La première mosquée de Polynésie a ouvert ses portes à Tahiti, le 15 octobre, sur l'initiative d’un imam, tout juste débarqué de la banlieue parisienne. L’accueil du projet des habitants, à majorité chrétienne, est glacial, voire islamophobe.
C’est en plein coeur de Papeete, à quelques mètres du front de mer paradisiaque, que la toute première mosquée de Tahiti, en Polynésie française, a été inaugurée, mardi 15 octobre, à l’occasion de l’Aïd al-Kébir, la plus importante célébration religieuse de l’Islam. Une quarantaine de fidèles a fait le déplacement pour ce premier célébration.
Nichés au premier étage d’un bâtiment, les locaux sont discrets. À peine une soixantaine de mètres-carrés aménagés de manière minimaliste. À l’origine de l’initiative, un Français de métropole Hishan el-Barkani, étudiant de 23 ans, débarqué à Tahiti il y a tout juste un mois. L’idée de quitter sa banlieue, la Seine-Saint-Denis, lui est venue “comme cela”. "Je me suis dit que je voulais aller à l’autre bout du monde, et je me suis retrouvé à Tahiti", explique-t-il très simplement au site Tahiti-Infos qui l’a interrogé.

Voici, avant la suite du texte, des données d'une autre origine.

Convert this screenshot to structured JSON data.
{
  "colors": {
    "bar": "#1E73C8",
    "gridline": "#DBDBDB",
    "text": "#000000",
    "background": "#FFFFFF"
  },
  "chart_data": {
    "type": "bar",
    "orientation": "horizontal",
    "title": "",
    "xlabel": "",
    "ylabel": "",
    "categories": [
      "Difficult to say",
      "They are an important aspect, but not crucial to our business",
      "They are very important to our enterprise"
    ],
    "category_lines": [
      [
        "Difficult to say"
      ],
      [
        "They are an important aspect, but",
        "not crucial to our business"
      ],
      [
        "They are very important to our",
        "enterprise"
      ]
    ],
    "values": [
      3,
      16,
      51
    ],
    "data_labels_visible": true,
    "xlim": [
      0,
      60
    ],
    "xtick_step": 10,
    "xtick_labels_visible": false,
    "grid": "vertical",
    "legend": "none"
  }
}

Entre 300 et 500 musulmans
Rapidement, il fait enregistrer, en toute légalité, “le Centre islamique de Tahiti” sous le statut d’association "loi 1901". Livres, documentation théologique, et nombreux dons de la communauté… Tout se met en place, sans heurt. Pour Hishan El-Barkani, il s’agit d’offrir aux musulmans de Polynésie un lieu de partage. Ces derniers seraient entre 300 et 500, selon des estimations rapportées par le jeune imam. “Je pense qu’il y en a plus. Jusqu’à présent il n’y avait aucun lieu de rassemblement, chacun pratiquait de son côté. Ce lieu de culte nous permettra de tous les rassembler et d’avoir une estimation plus précise”, explique-t-il.

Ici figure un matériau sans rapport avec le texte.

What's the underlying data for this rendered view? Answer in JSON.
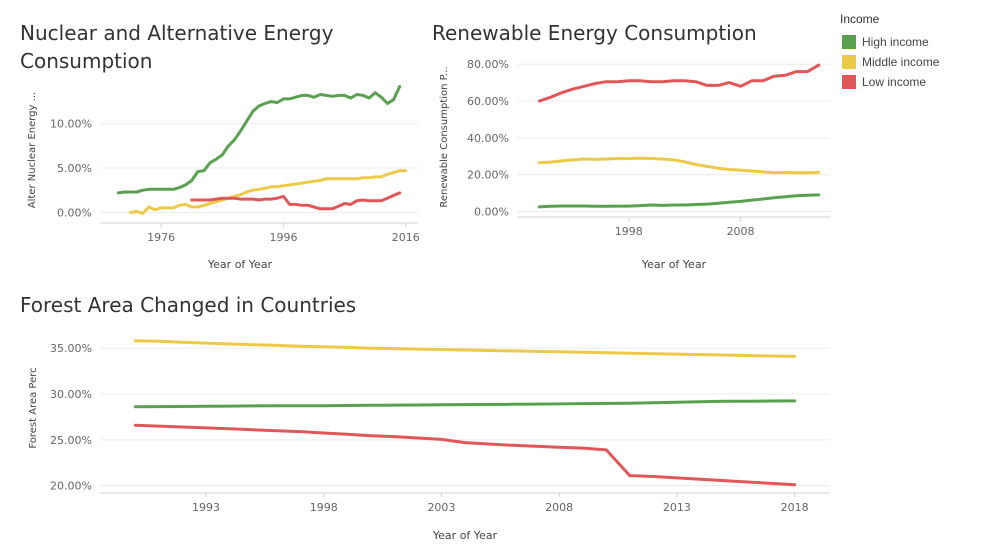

Mais dans cette collectivité d'outre-mer à forte tradition chrétienne, la pilule passe mal pour beaucoup. Pétitions, groupes anti-mosquée, milliers de commentaires acerbes sur les réseaux sociaux.. L’accueil réservé au “Centre islamique de Tahiti” est plus que mitigé. L’affaire prend de telles proportions que le site Tahiti-Infos, le premier à relayer l’information, a été contraint, pour la première fois, de fermer ses pages de commentaires sur les articles traitant du sujet. “Je suis d’accord pour la liberté de religion, mais certainement pas celle de l’islam !”, pouvait-on lire, parmi la déferlante de commentaires, qui rivalisent d’idées reçues et de raccourcis souvent racistes. “Sa barbe [celle de l’imam] ne va pas faire long feu ici !”, menace un autre.
La mairie de Papeete a indiqué, de son côté, n'avoir pas reçu de demande pour transformer des bureaux en lieu de culte pouvant recevoir du public, et a jugé que la mosquée n'avait donc “pas d'autorisation pour ouvrir”.
“Ne pas tomber dans l’islamophobie”
À l’inverse, la présidence de la Polynésie française a estimé qu'il n'était “pas nécessaire d'obtenir une autorisation particulière.” Pour tenter d’apaiser les esprits, un communiqué a été publié le 15 octobre rappelant que “la République garantit la liberté du culte et la liberté de conscience sur tout le territoire national. Ce principe essentiel de nos libertés fondamentales est inscrit dans la Constitution française, et est naturellement valable en Polynésie française. Dans notre pays cohabitent parfaitement de nombreux cultes.” Et d’ajouter “bien que terre traditionnellement chrétienne, la Polynésie est aussi une terre accueillante, et il ne faut pas tomber dans l’islamophobie.”
Hishan El-Barkani, qui se dit de confession sunnite, a tenté, quant à lui, de rassurer la population locale. "Le sunnisme est le courant majoritaire dans l’islam. Il correspond à plus de 90 % des musulmans dans le monde, et s’oppose au Chiisme. (…) Je l’ai dit, et je le répète, je combats toute forme de terrorisme et de sectarisme".
Mais les détracteurs de l’initiative ne comptent pas en rester là. Parmi eux, l'un des principaux partis d'opposition, A Ti'aPorinetia, a demandé que toute la lumière soit faite sur le financement de la mosquée, qui a vu le jour, selon Hishan El-Barkani, grâce à la générosité des musulmans de Polynésie.